Bundespräsident Joachim Gauck ist Befürchtungen entgegengetreten, Deutschland wolle in Europa eine Vormachtstellung erreichen. Vor deutschen und französischen Jugendlichen sagte Gauck am Donnerstag in Marseille, «Deutschland strebt keine Dominanz an».

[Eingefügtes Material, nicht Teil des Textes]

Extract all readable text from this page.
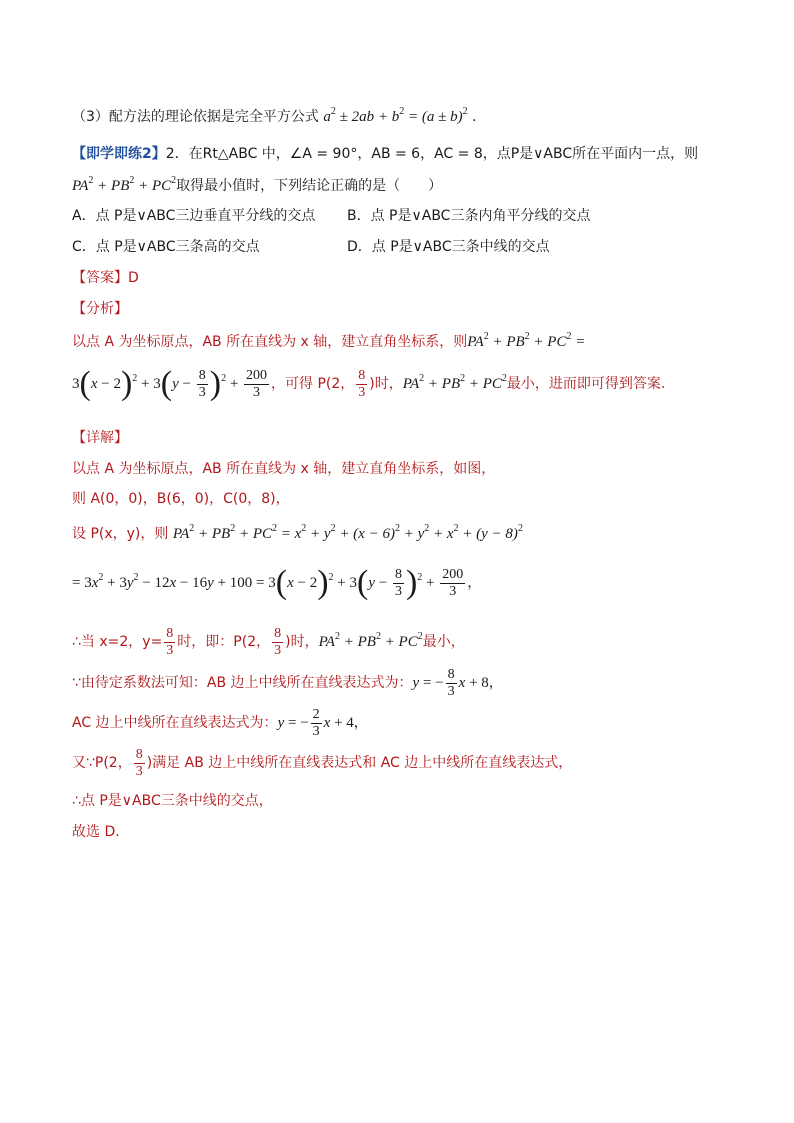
（3）配方法的理论依据是完全平方公式 $a^2 \pm 2ab + b^2 = (a \pm b)^2$ .
【即学即练2】2．在Rt△ABC 中，∠A = 90°，AB = 6，AC = 8，点P是∨ABC所在平面内一点，则
$PA^2 + PB^2 + PC^2$取得最小值时，下列结论正确的是（　　）
A．点 P是∨ABC三边垂直平分线的交点 B．点 P是∨ABC三条内角平分线的交点
C．点 P是∨ABC三条高的交点	D．点 P是∨ABC三条中线的交点
【答案】D
【分析】
以点 A 为坐标原点，AB 所在直线为 x 轴，建立直角坐标系，则$PA^2 + PB^2 + PC^2$ =
$3(x - 2)^2 + 3(y - \frac{8}{3} )^2 + \frac{200}{3}$ ，可得 P(2， $\frac{8}{3}$ )时，$PA^2 + PB^2 + PC^2$最小，进而即可得到答案.
【详解】
以点 A 为坐标原点，AB 所在直线为 x 轴，建立直角坐标系，如图，
则 A(0，0)，B(6，0)，C(0，8)，
设 P(x，y)，则 $PA^2 + PB^2 + PC^2 = x^2 + y^2 + (x - 6)^2 + y^2 + x^2 + (y - 8)^2$
= $3x^2 + 3y^2 - 12x - 16y + 100 = 3(x - 2)^2 + 3(y - \frac{8}{3} )^2 + \frac{200}{3}$ ，
∴当 x=2，$y= \frac{8}{3}$ 时，即：P(2， $\frac{8}{3}$ )时，$PA^2 + PB^2 + PC^2$最小，
∵由待定系数法可知：AB 边上中线所在直线表达式为：y = − $\frac{8}{3}$ x + 8，
AC 边上中线所在直线表达式为：y = − $\frac{2}{3}$ x + 4，
又∵P(2， $\frac{8}{3}$ )满足 AB 边上中线所在直线表达式和 AC 边上中线所在直线表达式，
∴点 P是∨ABC三条中线的交点，
故选 D．
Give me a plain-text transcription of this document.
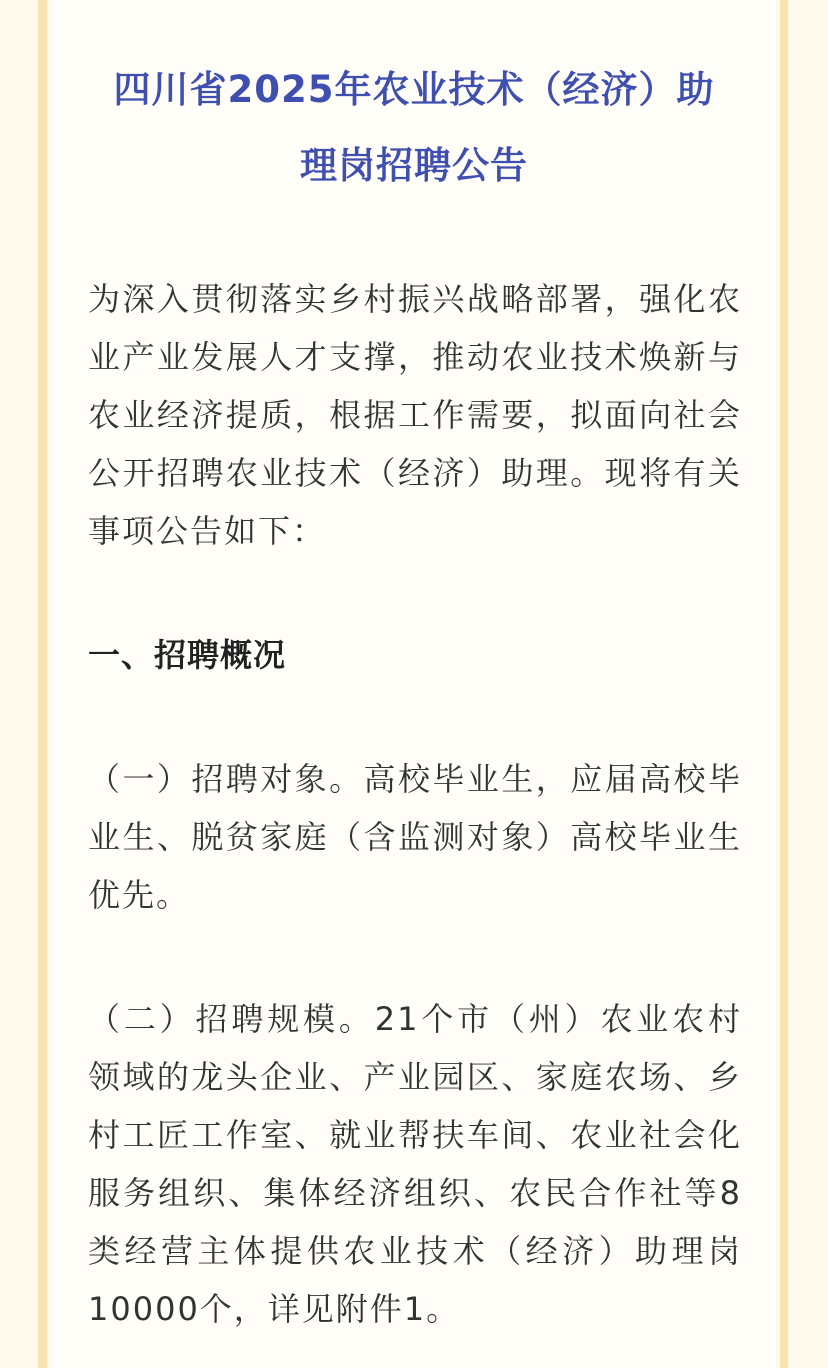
四川省2025年农业技术（经济）助
理岗招聘公告

为深入贯彻落实乡村振兴战略部署，强化农业产业发展人才支撑，推动农业技术焕新与农业经济提质，根据工作需要，拟面向社会公开招聘农业技术（经济）助理。现将有关事项公告如下：

一、招聘概况

（一）招聘对象。高校毕业生，应届高校毕业生、脱贫家庭（含监测对象）高校毕业生优先。

（二）招聘规模。21个市（州）农业农村领域的龙头企业、产业园区、家庭农场、乡村工匠工作室、就业帮扶车间、农业社会化服务组织、集体经济组织、农民合作社等8类经营主体提供农业技术（经济）助理岗10000个，详见附件1。
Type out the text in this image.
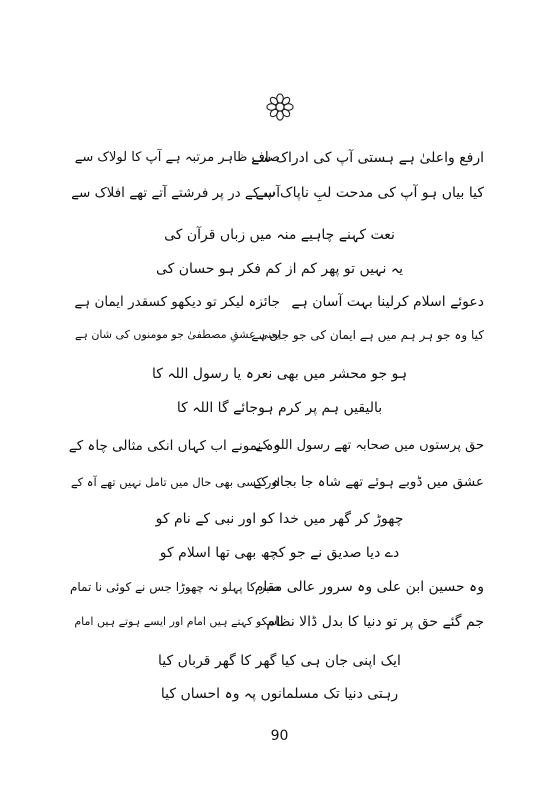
ارفع واعلیٰ ہے ہستی آپ کی ادراک سے
صاف ظاہر مرتبہ ہے آپ کا لولاک سے
کیا بیاں ہو آپ کی مدحت لبِ ناپاک سے
آپ کے در پر فرشتے آتے تھے افلاک سے
نعت کہنے چاہیے منہ میں زباں قرآن کی
یہ نہیں تو پھر کم از کم فکر ہو حسان کی
دعوئے اسلام کرلینا بہت آسان ہے
جائزہ لیکر تو دیکھو کسقدر ایمان ہے
کیا وہ جو ہر ہم میں ہے ایمان کی جو جان ہے
یعنی عشقِ مصطفیٰ جو مومنوں کی شان ہے
ہو جو محشر میں بھی نعرہ یا رسول اللہ کا
بالیقیں ہم پر کرم ہوجائے گا اللہ کا
حق پرستوں میں صحابہ تھے رسول اللہ کے
وہ نمونے اب کہاں انکی مثالی چاہ کے
عشق میں ڈوبے ہوئے تھے شاہ جا بجاہ کے
اور کسی بھی حال میں تامل نہیں تھے آہ کے
چھوڑ کر گھر میں خدا کو اور نبی کے نام کو
دے دیا صدیق نے جو کچھ بھی تھا اسلام کو
وہ حسین ابن علی وہ سرور عالی مقام
صبر کا پہلو نہ چھوڑا جس نے کوئی نا تمام
جم گئے حق پر تو دنیا کا بدل ڈالا نظام
اسکو کہتے ہیں امام اور ایسے ہوتے ہیں امام
ایک اپنی جان ہی کیا گھر کا گھر قرباں کیا
رہتی دنیا تک مسلمانوں پہ وہ احساں کیا
90
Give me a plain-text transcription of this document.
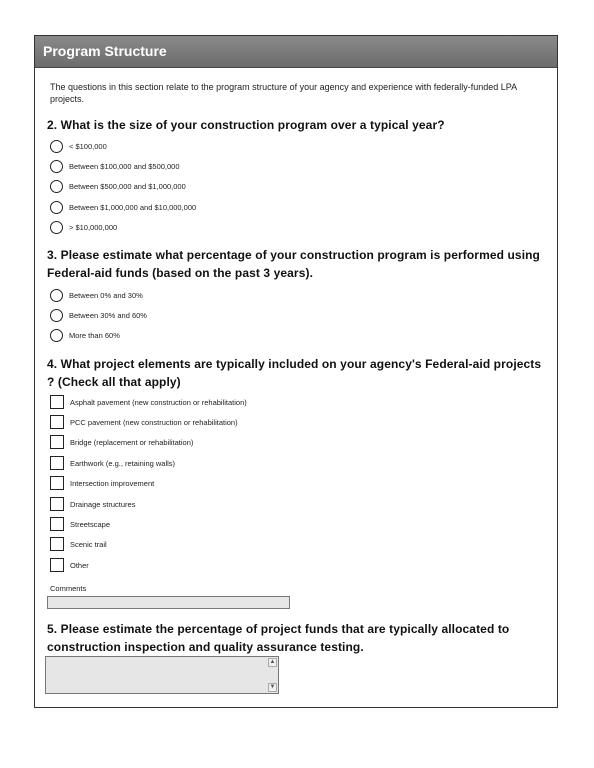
Program Structure
The questions in this section relate to the program structure of your agency and experience with federally-funded LPA projects.
2. What is the size of your construction program over a typical year?
< $100,000
Between $100,000 and $500,000
Between $500,000 and $1,000,000
Between $1,000,000 and $10,000,000
> $10,000,000
3. Please estimate what percentage of your construction program is performed using Federal-aid funds (based on the past 3 years).
Between 0% and 30%
Between 30% and 60%
More than 60%
4. What project elements are typically included on your agency's Federal-aid projects ? (Check all that apply)
Asphalt pavement (new construction or rehabilitation)
PCC pavement (new construction or rehabilitation)
Bridge (replacement or rehabilitation)
Earthwork (e.g., retaining walls)
Intersection improvement
Drainage structures
Streetscape
Scenic trail
Other
Comments
5. Please estimate the percentage of project funds that are typically allocated to construction inspection and quality assurance testing.
▲
▼
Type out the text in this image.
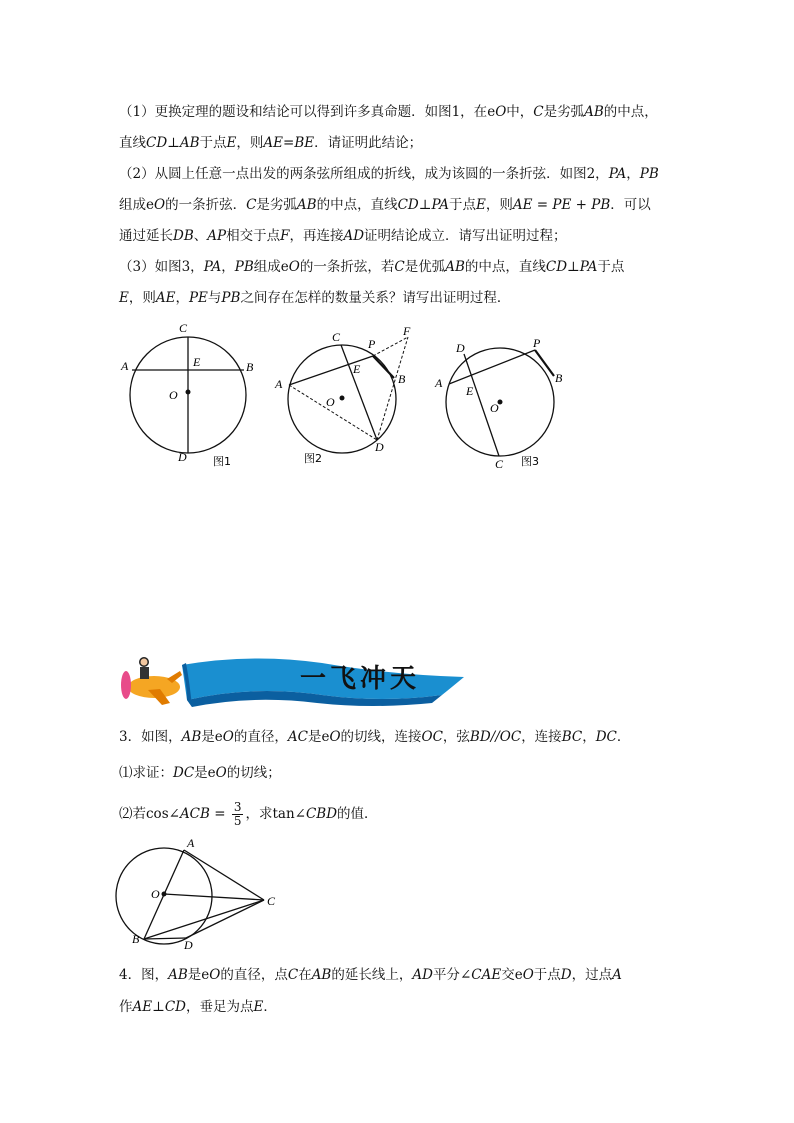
（1）更换定理的题设和结论可以得到许多真命题．如图1，在eO中，C是劣弧AB的中点，
直线CD⊥AB于点E，则AE=BE．请证明此结论；
（2）从圆上任意一点出发的两条弦所组成的折线，成为该圆的一条折弦．如图2，PA，PB
组成eO的一条折弦．C是劣弧AB的中点，直线CD⊥PA于点E，则AE = PE + PB．可以
通过延长DB、AP相交于点F，再连接AD证明结论成立．请写出证明过程；
（3）如图3，PA，PB组成eO的一条折弦，若C是优弧AB的中点，直线CD⊥PA于点
E，则AE，PE与PB之间存在怎样的数量关系？请写出证明过程．
C
A	B
E
O
D 图1
C P
F
A
E
B
O
D
图2
D	P
B
A
E
O
C 图3
一飞冲天
3．如图，AB是eO的直径，AC是eO的切线，连接OC，弦BD//OC，连接BC，DC．
⑴求证：DC是eO的切线；
⑵若cos∠ACB = $\frac{3}{5}$ ，求tan∠CBD的值．
A
O	C
B	D
4．图，AB是eO的直径，点C在AB的延长线上，AD平分∠CAE交eO于点D，过点A
作AE⊥CD，垂足为点E．
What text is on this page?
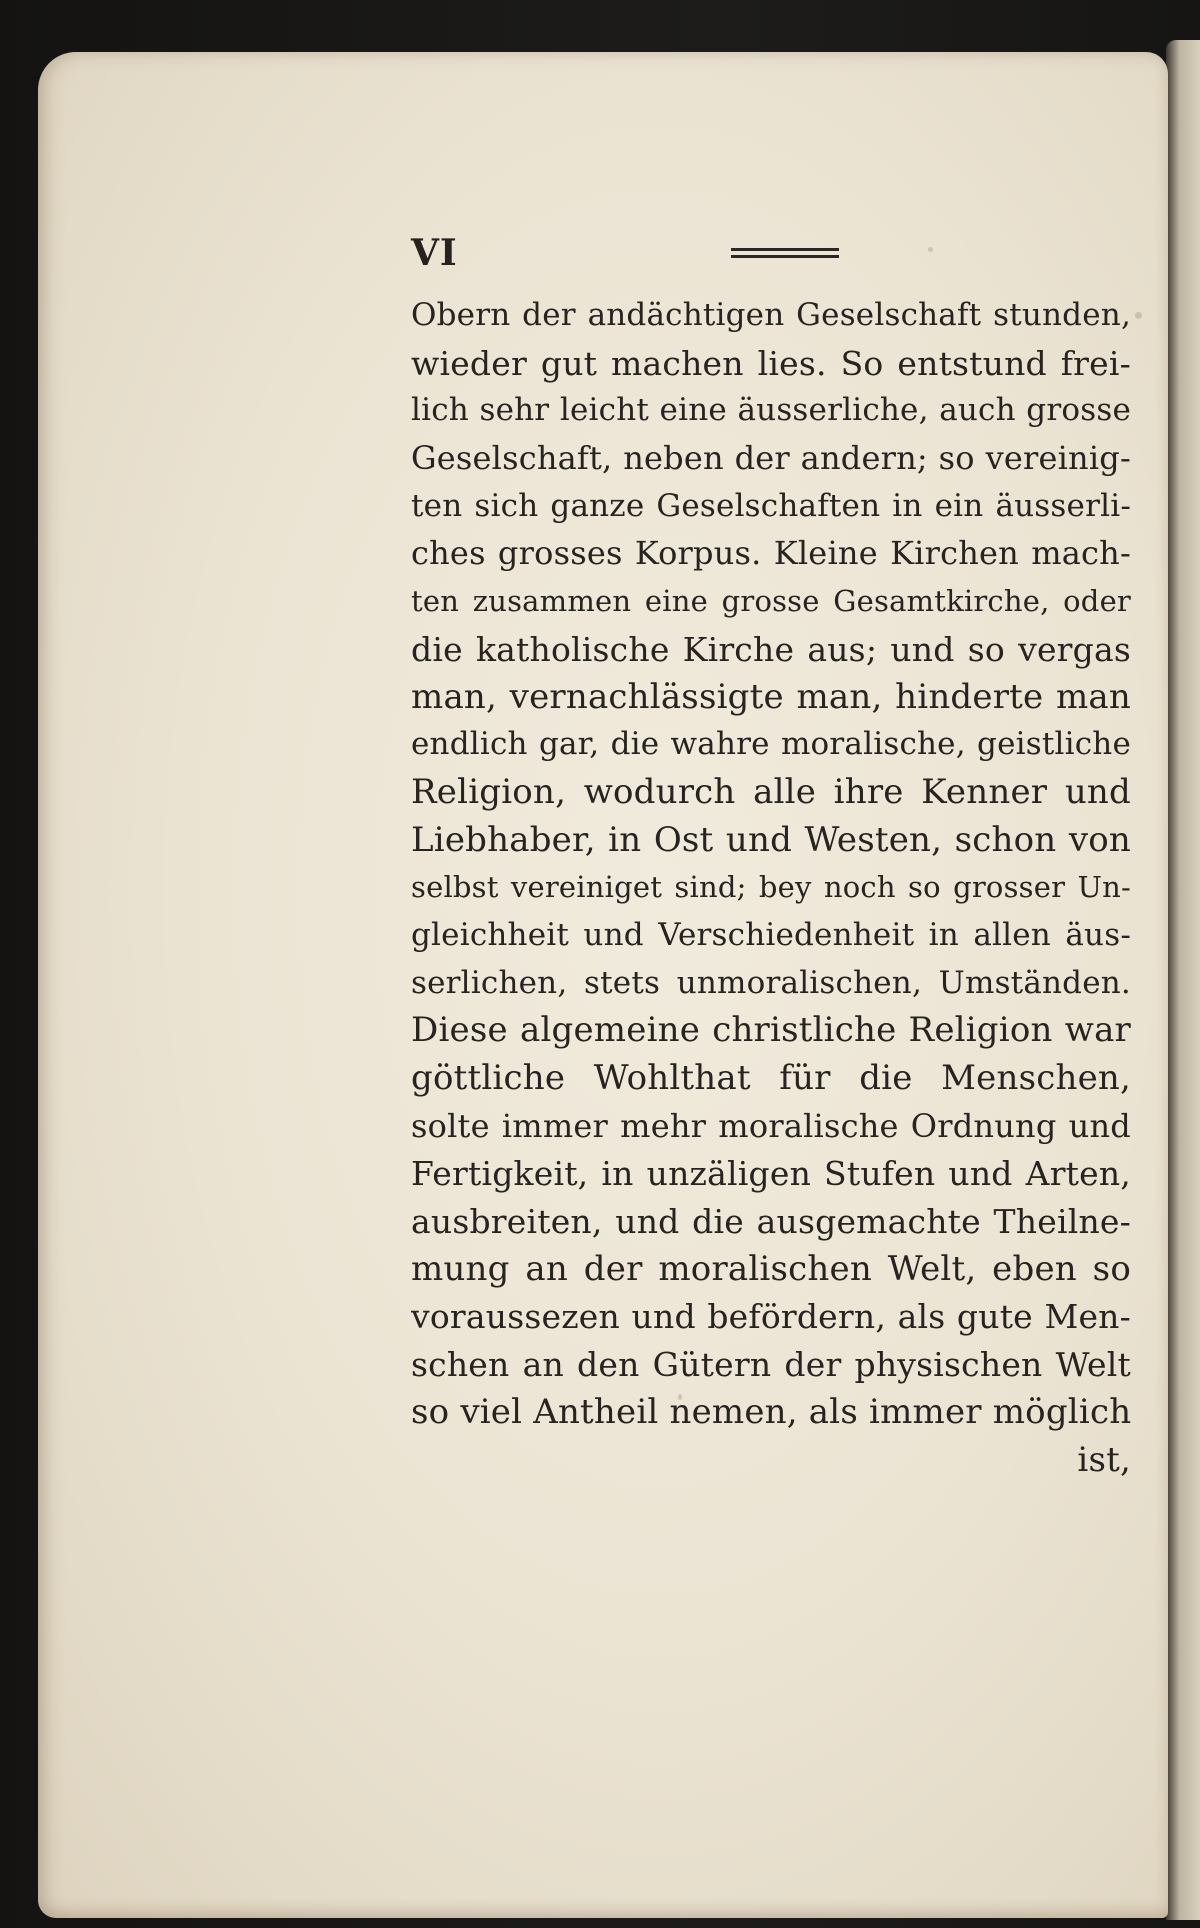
VI
Obern der andächtigen Geselschaft stunden,
wieder gut machen lies. So entstund frei-
lich sehr leicht eine äusserliche, auch grosse
Geselschaft, neben der andern; so vereinig-
ten sich ganze Geselschaften in ein äusserli-
ches grosses Korpus. Kleine Kirchen mach-
ten zusammen eine grosse Gesamtkirche, oder
die katholische Kirche aus; und so vergas
man, vernachlässigte man, hinderte man
endlich gar, die wahre moralische, geistliche
Religion, wodurch alle ihre Kenner und
Liebhaber, in Ost und Westen, schon von
selbst vereiniget sind; bey noch so grosser Un-
gleichheit und Verschiedenheit in allen äus-
serlichen, stets unmoralischen, Umständen.
Diese algemeine christliche Religion war
göttliche Wohlthat für die Menschen,
solte immer mehr moralische Ordnung und
Fertigkeit, in unzäligen Stufen und Arten,
ausbreiten, und die ausgemachte Theilne-
mung an der moralischen Welt, eben so
voraussezen und befördern, als gute Men-
schen an den Gütern der physischen Welt
so viel Antheil nemen, als immer möglich
ist,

Gauck: Deutschland will keine Dominanz in Europa
Wolfgang Kumm Gauck: Deutschland will keine Dominanz in Europa

Wenn die «schmerzhaften Reformen» der Agenda 2010 unter dem damaligen SPD-Kanzler Gerhard Schröder als Beispiel angeführt würden, dann sei dies keine Anmaßung, sondern eher ein Diskussionsvorschlag für andere Länder. «Niemand in Deutschland träumt davon, Europa zu führen», sagte Gauck weiter. Das gelte für Politiker und Bevölkerung gleichermaßen.

Auf die Frage einer Studentin, ob es in der Europäischen Union mehr finanzpolitische Koordination geben müsse, verwies Gauck darauf, dass er nicht Chef der deutschen Regierung sei. «Ich bin im Grunde Zierrat», sagte der Bundespräsident, gab dann aber doch zu erkennen, dass er für mehr und nicht weniger Kooperation eintritt. Europa werde in der globalisierten Welt nur gemeinsam wahrgenommen. «Wenn wir ernst genommen werden wollen, brauchen wir Europa.»

Zum Abschluss seines dreitägigen Staatsbesuchs in Frankreich hob Gauck in Marseille die positive Entwicklung der Hafenstadt hervor, die in diesem Jahr auch europäische Kulturhauptstadt ist.